The Flappy Bird saga has been all over the game industry the past few weeks – from the game’s surprising origins (created by a single developer, Dong Nguyen, in Vietnam) to its meteoric/questionable rise in the app stores, and now the controversial deletion of the game permanently by Nguyen.
Forbes has a very insightful blog post on Nguyen’s reasoning behind taking the game down for addiction, as there have been several instances all over Asia where people have died due to game addiction.
However, another way to look at it could be that the developer made a lot of money already on the game and wants to keep momentum for his next game, or maybe that he is too small to defend himself against big game companies that may want to pursue him for some infringement of concepts. Either way, Niko Partners thinks it is pretty cool that this game came out of Vietnam…

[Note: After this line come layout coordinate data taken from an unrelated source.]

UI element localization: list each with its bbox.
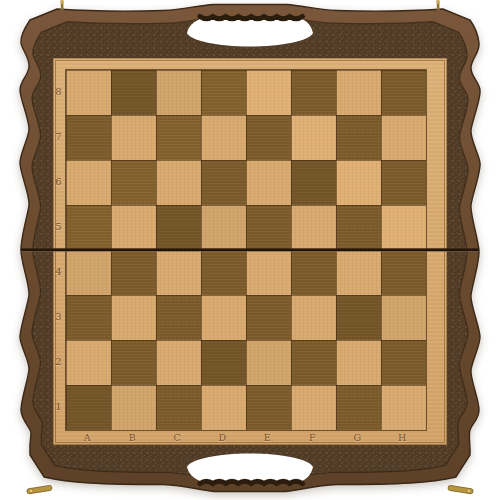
clasp-right	[448, 485, 473, 494]
square-b8[interactable]	[111, 70, 156, 115]
square-b2[interactable]	[111, 340, 156, 385]
square-d2[interactable]	[201, 340, 246, 385]
bottom-handle-grip	[200, 481, 302, 483]
file-label-a: A	[65, 429, 110, 445]
hinge-pin-left	[60, 0, 64, 10]
square-f1[interactable]	[291, 385, 336, 430]
square-h3[interactable]	[381, 295, 426, 340]
square-b5[interactable]	[111, 205, 156, 250]
rank-labels: 87654321	[52, 69, 65, 429]
square-h6[interactable]	[381, 160, 426, 205]
file-label-d: D	[200, 429, 245, 445]
square-h8[interactable]	[381, 70, 426, 115]
square-d7[interactable]	[201, 115, 246, 160]
chess-case-photo: 87654321 ABCDEFGH	[0, 0, 500, 500]
clasp-left	[27, 485, 52, 494]
square-c6[interactable]	[156, 160, 201, 205]
square-h1[interactable]	[381, 385, 426, 430]
chess-board	[65, 69, 427, 431]
file-label-g: G	[335, 429, 380, 445]
square-d6[interactable]	[201, 160, 246, 205]
square-a6[interactable]	[66, 160, 111, 205]
square-f6[interactable]	[291, 160, 336, 205]
square-f8[interactable]	[291, 70, 336, 115]
square-g3[interactable]	[336, 295, 381, 340]
top-handle-cutout	[187, 18, 313, 47]
square-c4[interactable]	[156, 250, 201, 295]
square-a3[interactable]	[66, 295, 111, 340]
square-f2[interactable]	[291, 340, 336, 385]
square-a8[interactable]	[66, 70, 111, 115]
square-g5[interactable]	[336, 205, 381, 250]
square-g4[interactable]	[336, 250, 381, 295]
square-e4[interactable]	[246, 250, 291, 295]
rank-label-7: 7	[52, 114, 65, 159]
square-a5[interactable]	[66, 205, 111, 250]
square-h7[interactable]	[381, 115, 426, 160]
square-b7[interactable]	[111, 115, 156, 160]
square-g7[interactable]	[336, 115, 381, 160]
square-h4[interactable]	[381, 250, 426, 295]
rank-label-8: 8	[52, 69, 65, 114]
square-d1[interactable]	[201, 385, 246, 430]
square-e5[interactable]	[246, 205, 291, 250]
rank-label-2: 2	[52, 339, 65, 384]
square-b3[interactable]	[111, 295, 156, 340]
square-b6[interactable]	[111, 160, 156, 205]
square-c5[interactable]	[156, 205, 201, 250]
square-e2[interactable]	[246, 340, 291, 385]
rank-label-5: 5	[52, 204, 65, 249]
square-c8[interactable]	[156, 70, 201, 115]
rank-label-1: 1	[52, 384, 65, 429]
square-c7[interactable]	[156, 115, 201, 160]
file-label-f: F	[290, 429, 335, 445]
square-a1[interactable]	[66, 385, 111, 430]
top-handle-grip	[200, 17, 302, 19]
square-c2[interactable]	[156, 340, 201, 385]
rank-label-3: 3	[52, 294, 65, 339]
square-c3[interactable]	[156, 295, 201, 340]
square-b1[interactable]	[111, 385, 156, 430]
file-label-e: E	[245, 429, 290, 445]
square-d4[interactable]	[201, 250, 246, 295]
file-labels: ABCDEFGH	[65, 429, 425, 445]
square-d3[interactable]	[201, 295, 246, 340]
square-a2[interactable]	[66, 340, 111, 385]
file-label-c: C	[155, 429, 200, 445]
square-g2[interactable]	[336, 340, 381, 385]
file-label-b: B	[110, 429, 155, 445]
rank-label-4: 4	[52, 249, 65, 294]
square-f5[interactable]	[291, 205, 336, 250]
square-e6[interactable]	[246, 160, 291, 205]
rank-label-6: 6	[52, 159, 65, 204]
square-e8[interactable]	[246, 70, 291, 115]
square-a7[interactable]	[66, 115, 111, 160]
square-f7[interactable]	[291, 115, 336, 160]
square-c1[interactable]	[156, 385, 201, 430]
square-g6[interactable]	[336, 160, 381, 205]
square-f3[interactable]	[291, 295, 336, 340]
square-d8[interactable]	[201, 70, 246, 115]
square-f4[interactable]	[291, 250, 336, 295]
square-g1[interactable]	[336, 385, 381, 430]
square-b4[interactable]	[111, 250, 156, 295]
hinge-pin-right	[436, 0, 440, 10]
square-h5[interactable]	[381, 205, 426, 250]
square-e1[interactable]	[246, 385, 291, 430]
bottom-handle-cutout	[187, 454, 313, 483]
square-g8[interactable]	[336, 70, 381, 115]
square-a4[interactable]	[66, 250, 111, 295]
square-e7[interactable]	[246, 115, 291, 160]
square-e3[interactable]	[246, 295, 291, 340]
square-d5[interactable]	[201, 205, 246, 250]
file-label-h: H	[380, 429, 425, 445]
square-h2[interactable]	[381, 340, 426, 385]
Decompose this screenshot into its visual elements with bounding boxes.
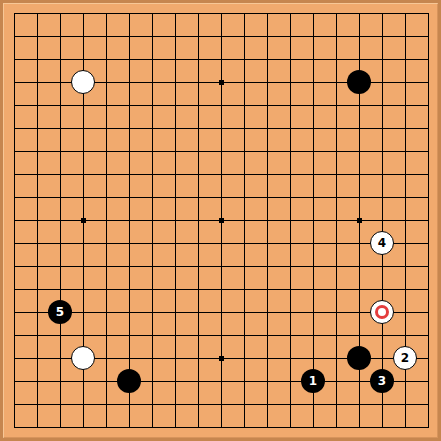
red-circle-marker-icon	[375, 305, 389, 319]
stone-white-d16	[71, 70, 95, 94]
stone-black-n3: 1	[301, 369, 325, 393]
stone-black-f3	[117, 369, 141, 393]
grid-line-vertical	[428, 13, 429, 428]
grid-line-vertical	[313, 13, 314, 428]
move-number-label: 5	[56, 306, 64, 318]
grid-line-vertical	[244, 13, 245, 428]
move-number-label: 2	[401, 352, 409, 364]
stone-black-r3: 3	[370, 369, 394, 393]
grid-line-horizontal	[14, 404, 429, 405]
grid-line-vertical	[336, 13, 337, 428]
grid-line-horizontal	[14, 335, 429, 336]
stone-white-r6	[370, 300, 394, 324]
move-number-label: 4	[378, 237, 386, 249]
stone-black-c6: 5	[48, 300, 72, 324]
stone-black-q4	[347, 346, 371, 370]
move-number-label: 1	[309, 375, 317, 387]
star-point	[219, 356, 224, 361]
grid-line-vertical	[382, 13, 383, 428]
grid-line-horizontal	[14, 381, 429, 382]
grid-line-horizontal	[14, 312, 429, 313]
grid-line-horizontal	[14, 266, 429, 267]
star-point	[357, 218, 362, 223]
grid-line-vertical	[290, 13, 291, 428]
stone-white-s4: 2	[393, 346, 417, 370]
star-point	[219, 80, 224, 85]
stone-white-d4	[71, 346, 95, 370]
grid-line-horizontal	[14, 289, 429, 290]
grid-line-vertical	[267, 13, 268, 428]
star-point	[219, 218, 224, 223]
star-point	[81, 218, 86, 223]
move-number-label: 3	[378, 375, 386, 387]
go-board: 45213	[0, 0, 441, 441]
grid-line-horizontal	[14, 427, 429, 428]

Indonesia is one of the largest and most interesting games markets in Southeast Asia. The geographic reality of being a nation made up of thousands of islands means that mobile technology is more important than landlines. Indonesians have long embraced mobile phones and young people are snapping up smartphones rapidly, with the biggest use (after talking) being for mobile games.
Now Foxconn, a huge manufacturing company, will open factories in Indonesia to produce smartphones and Indonesians for the local population, which supports the assertion that growth in device usage there will continue to rise and the market will be very important for device makers as well as apps companies.
According to Games In Asia and Line’s financial report, Japanese IM app company Line doubled its user base and became Japan’s largest social network. The company reaches more than 3 million users worldwide. The article reports that most of the company’s $343 million in sales in 2013 came from games.
Wei Liu, CEO of Giant Interactive, wrote in a letter to all employees that the company will in fact go private in 2014. This was rumored in late November, but now he has said it is the strategy. She intends for the company to grow in “start-up” mode and to focus on mobile gaming in addition to PC gaming.